PB ~ Jan. 25, 2018

Nonexistent

  • Jan. 25, 2018, 9:09 p.m.

 

The last week has gone pretty well. I am still a bit sick but it is much more manageable than it was. Things with Joe have been great. Really great actually. We have had some deep heart to heart talks and it was exactly what I’ve been needing. He has been so sweet and loving. He has also opened up even more. Today, however, I am very overwhelmed. He woke me up with a call this morning telling me that Cruella called and asked him to pick his stepson up and take him to school because she ‘thinks she has the flu’. She asked if he could stay over a few nights if she does have the flu ‘since it’s contagious’ and said she was going to the Drs. Of course she has the flu…whether it’s more of her bullshit lies or not she is dumping her kid once again on Joe. One thing that gets under my skin more than anything in this world is mothers that are a piece of shit…and she is definitely one of them. I have been sick for 4 weeks now and didn’t dump my kid off on anyone!! My son is 7 and has Autism, her son is 14 and neuro-typical…I can take care of mine(school AND therapy) but her sorry ass can’t handle a normal 14yo? Seriously? Please. I don’t hate many people in this world and, God forgive me, but I seriously hate this woman.
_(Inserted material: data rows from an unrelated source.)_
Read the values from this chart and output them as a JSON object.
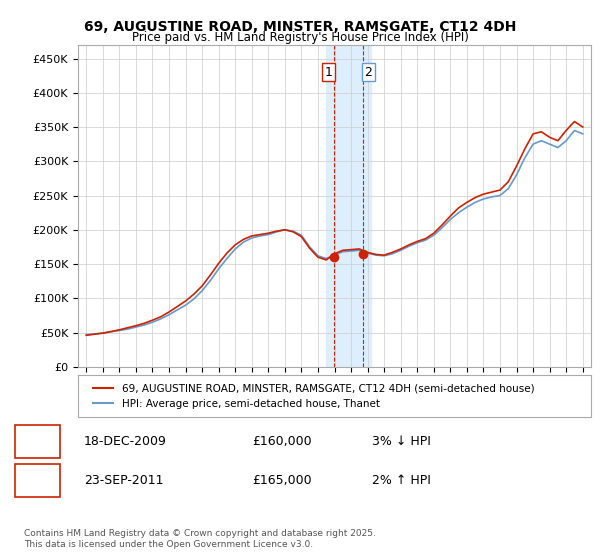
{
  "title": "69, AUGUSTINE ROAD, MINSTER, RAMSGATE, CT12 4DH",
  "subtitle": "Price paid vs. HM Land Registry's House Price Index (HPI)",
  "ylabel_ticks": [
    "£0",
    "£50K",
    "£100K",
    "£150K",
    "£200K",
    "£250K",
    "£300K",
    "£350K",
    "£400K",
    "£450K"
  ],
  "ytick_values": [
    0,
    50000,
    100000,
    150000,
    200000,
    250000,
    300000,
    350000,
    400000,
    450000
  ],
  "ylim": [
    0,
    470000
  ],
  "xlim_start": 1994.5,
  "xlim_end": 2025.5,
  "transaction1": {
    "date_num": 2009.96,
    "price": 160000,
    "label": "1"
  },
  "transaction2": {
    "date_num": 2011.73,
    "price": 165000,
    "label": "2"
  },
  "shaded_x1": 2009.5,
  "shaded_x2": 2012.2,
  "legend_line1": "69, AUGUSTINE ROAD, MINSTER, RAMSGATE, CT12 4DH (semi-detached house)",
  "legend_line2": "HPI: Average price, semi-detached house, Thanet",
  "table_rows": [
    {
      "num": "1",
      "date": "18-DEC-2009",
      "price": "£160,000",
      "change": "3% ↓ HPI"
    },
    {
      "num": "2",
      "date": "23-SEP-2011",
      "price": "£165,000",
      "change": "2% ↑ HPI"
    }
  ],
  "footer": "Contains HM Land Registry data © Crown copyright and database right 2025.\nThis data is licensed under the Open Government Licence v3.0.",
  "background_color": "#ffffff",
  "plot_bg_color": "#ffffff",
  "grid_color": "#cccccc",
  "hpi_color": "#6699cc",
  "price_color": "#cc2200",
  "shade_color": "#ddeeff",
  "transaction_dot_color": "#cc2200",
  "title_color": "#000000",
  "hpi_data_x": [
    1995,
    1995.5,
    1996,
    1996.5,
    1997,
    1997.5,
    1998,
    1998.5,
    1999,
    1999.5,
    2000,
    2000.5,
    2001,
    2001.5,
    2002,
    2002.5,
    2003,
    2003.5,
    2004,
    2004.5,
    2005,
    2005.5,
    2006,
    2006.5,
    2007,
    2007.5,
    2008,
    2008.5,
    2009,
    2009.5,
    2010,
    2010.5,
    2011,
    2011.5,
    2012,
    2012.5,
    2013,
    2013.5,
    2014,
    2014.5,
    2015,
    2015.5,
    2016,
    2016.5,
    2017,
    2017.5,
    2018,
    2018.5,
    2019,
    2019.5,
    2020,
    2020.5,
    2021,
    2021.5,
    2022,
    2022.5,
    2023,
    2023.5,
    2024,
    2024.5,
    2025
  ],
  "hpi_data_y": [
    47000,
    48000,
    49500,
    51000,
    53000,
    55000,
    58000,
    61000,
    65000,
    70000,
    76000,
    83000,
    90000,
    99000,
    111000,
    126000,
    143000,
    158000,
    172000,
    182000,
    188000,
    191000,
    193000,
    197000,
    200000,
    198000,
    192000,
    175000,
    162000,
    158000,
    163000,
    168000,
    169000,
    170000,
    166000,
    163000,
    162000,
    165000,
    170000,
    176000,
    181000,
    185000,
    192000,
    203000,
    215000,
    225000,
    233000,
    240000,
    245000,
    248000,
    250000,
    260000,
    280000,
    305000,
    325000,
    330000,
    325000,
    320000,
    330000,
    345000,
    340000
  ],
  "price_data_x": [
    1995,
    1995.5,
    1996,
    1996.5,
    1997,
    1997.5,
    1998,
    1998.5,
    1999,
    1999.5,
    2000,
    2000.5,
    2001,
    2001.5,
    2002,
    2002.5,
    2003,
    2003.5,
    2004,
    2004.5,
    2005,
    2005.5,
    2006,
    2006.5,
    2007,
    2007.5,
    2008,
    2008.5,
    2009,
    2009.5,
    2010,
    2010.5,
    2011,
    2011.5,
    2012,
    2012.5,
    2013,
    2013.5,
    2014,
    2014.5,
    2015,
    2015.5,
    2016,
    2016.5,
    2017,
    2017.5,
    2018,
    2018.5,
    2019,
    2019.5,
    2020,
    2020.5,
    2021,
    2021.5,
    2022,
    2022.5,
    2023,
    2023.5,
    2024,
    2024.5,
    2025
  ],
  "price_data_y": [
    46000,
    47500,
    49000,
    51500,
    54000,
    57000,
    60000,
    63500,
    68000,
    73000,
    80000,
    88000,
    96000,
    106000,
    118000,
    134000,
    151000,
    166000,
    178000,
    186000,
    191000,
    193000,
    195000,
    198000,
    200000,
    197000,
    190000,
    173000,
    160000,
    156000,
    165000,
    170000,
    171000,
    172000,
    167000,
    164000,
    163000,
    167000,
    172000,
    178000,
    183000,
    187000,
    195000,
    207000,
    220000,
    232000,
    240000,
    247000,
    252000,
    255000,
    258000,
    270000,
    293000,
    318000,
    340000,
    343000,
    335000,
    330000,
    345000,
    358000,
    350000
  ]
}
So today I am reeling in my hatred for her mixed in with the fact that I am happy that Joe gets time with his stepson, sad because I can’t spend ANY time with him while his stepson is there and extremely frustrated that it’s already the end of January and, while things have transpired, it doesn’t feel any closer to the time that people in his life will know of my existence. He said the other day that he’s afraid he will do something stupid and I will leave…which I assured him of transparency, that I would never blindside him like that, that I have loved him deeply for over 21yrs now, etc….however, we didn’t talk about him NOT doing something, like getting this freaking divorce over and done with. He would still not be blindsided because even during that conversation I told him that I tell him everything and even asked him what my main problem right now and he got it right, the fact that I want to see him. He gave her the freaking letter two weeks ago, she has ignored it yet has contacted him a few times needing something. Screw that. He needs to do something and SOON! I have been patient and understanding but I am seriously starting to lose it.

On a side note, I am ecstatic that OD is supposed to reopen tomorrow! I cannot wait to dive into reading through the many years of my old diary. I hope that they follow through with it because it couln’t come at a better time.